We want to honour all the Mothers who help make crowdfunding campaigns a success. Here’s just a few examples of the value your Mother
can will add to your campaign.
Because she is often the first person to pledge
You may joke that the only person who reads your blog is your Mother, so what? The audience of one is still an audience. In his TED Talk “How To Start a Movement, Derek Sivers said “The first follower has a crucial role. He’s going to show everyone else how to follow.” So, ask your Mother to do you the honour of being the first person to pledge to your campaign. In crowdfunding, every little bit helps. Your Mother’s pledge didn’t just help you get started, but it validated your project’s existence, it demonstrated to other people that there are signs of life and that people are already interested in your project.
We had one project creator who consciously sent her project out to three people the day before she started publically promoting – to her mother, her best friend, and her best friends mum. They all pledged, and gave the project it’s first boost.
Remember: Nothing draws a crowd like a crowd. And your Mother will convince others to stop and look simply by being the first person who showed up.
Because her wisdom will only make your campaign better
Your Mother doesn’t have to be a crowdfunding expert. She just have to give you helpful answers. Ask your Mother “Is this a good reward?” “Is this text easy-to-read and clear?” “What do you think of the photos?” “Would you pledge to this campaign?” Remember: It’s busy people like your Mother who will take a look at your campaign. So, her feedback matters. Absolutely everything on your campaign page (the text, photo, video and rewards) must convince busy people to pledge. If your Mother finds the text too wordy or too much, or the photos too busy or too crappy, or the rewards too lame, make changes based on your Mother’s feedback.
Because she will help keep you honest in your pitch video
To make a good pitch video, you need to be real, honest and transparent. You have to be yourself on camera and tell people why you need the money and what you will do with it. Ask your Mother “How do I come across?” “Is the “me” in this video the “me” you know?” “Do you smell bullshit?” My Mother will tell me if I come across as anything but myself. If I come across as a fake, desperate or anything but honest and transparent, my Mother will tell me. She knows me better than I know myself. And for that reason, she is the best first person to watch my pitch video before it’s uploaded to the web for the world to see.
Because she will be an advocate for your campaign
To run a successful crowdfund campaign, you need advocates.
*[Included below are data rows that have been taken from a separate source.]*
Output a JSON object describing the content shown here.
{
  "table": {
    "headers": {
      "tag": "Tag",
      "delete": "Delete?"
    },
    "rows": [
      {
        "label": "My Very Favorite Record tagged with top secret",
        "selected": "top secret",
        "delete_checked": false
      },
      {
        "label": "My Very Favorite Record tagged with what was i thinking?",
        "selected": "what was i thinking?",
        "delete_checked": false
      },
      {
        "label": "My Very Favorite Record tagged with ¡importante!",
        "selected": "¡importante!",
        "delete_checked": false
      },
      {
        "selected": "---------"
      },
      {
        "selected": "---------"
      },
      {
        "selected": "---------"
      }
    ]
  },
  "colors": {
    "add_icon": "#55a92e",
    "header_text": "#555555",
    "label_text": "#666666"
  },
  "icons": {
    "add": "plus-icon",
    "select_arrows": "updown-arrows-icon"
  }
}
Advocates are people who will campaign for you on your behalf. They ring people and send messages. They turn apathetic people into pledgers. They get pledges rolling in! And what better advocate is there, than your own Mother? All those times your Mother shamelessly bragged about you at a get-together might have embarrassed you as a kid or teenager, but now, those brags are highly valuable to your campaign. Her brags are what make her a great advocate. Her brags turn her social network into pledgers. So, let your Mothers do what they do best: brag.
Because she is networked
Your Mother has a network. Your Mother’s network connects you to more potential pledgers. Remember: Your Mother is already an advocate, but what makes her an even greater advocate is her network. Look at how your Mother is networked in your community. She might be involved in a church, sport, community, or hobby group. She might be a volunteer. She might simply know the neighbours. The chances are high that your Mother is not only willing to talk about your project, but she has somebody she can talk about your project to.
She could be a part of your campaign
Pink Ribbon Calendar Girls fundraised to produce their first calendar – and this image showed Jean and Cushla, mother and daughter cancer survivors. We were so touched by this mother – daughter duo, and everything the campaign tried to do, that we had to share.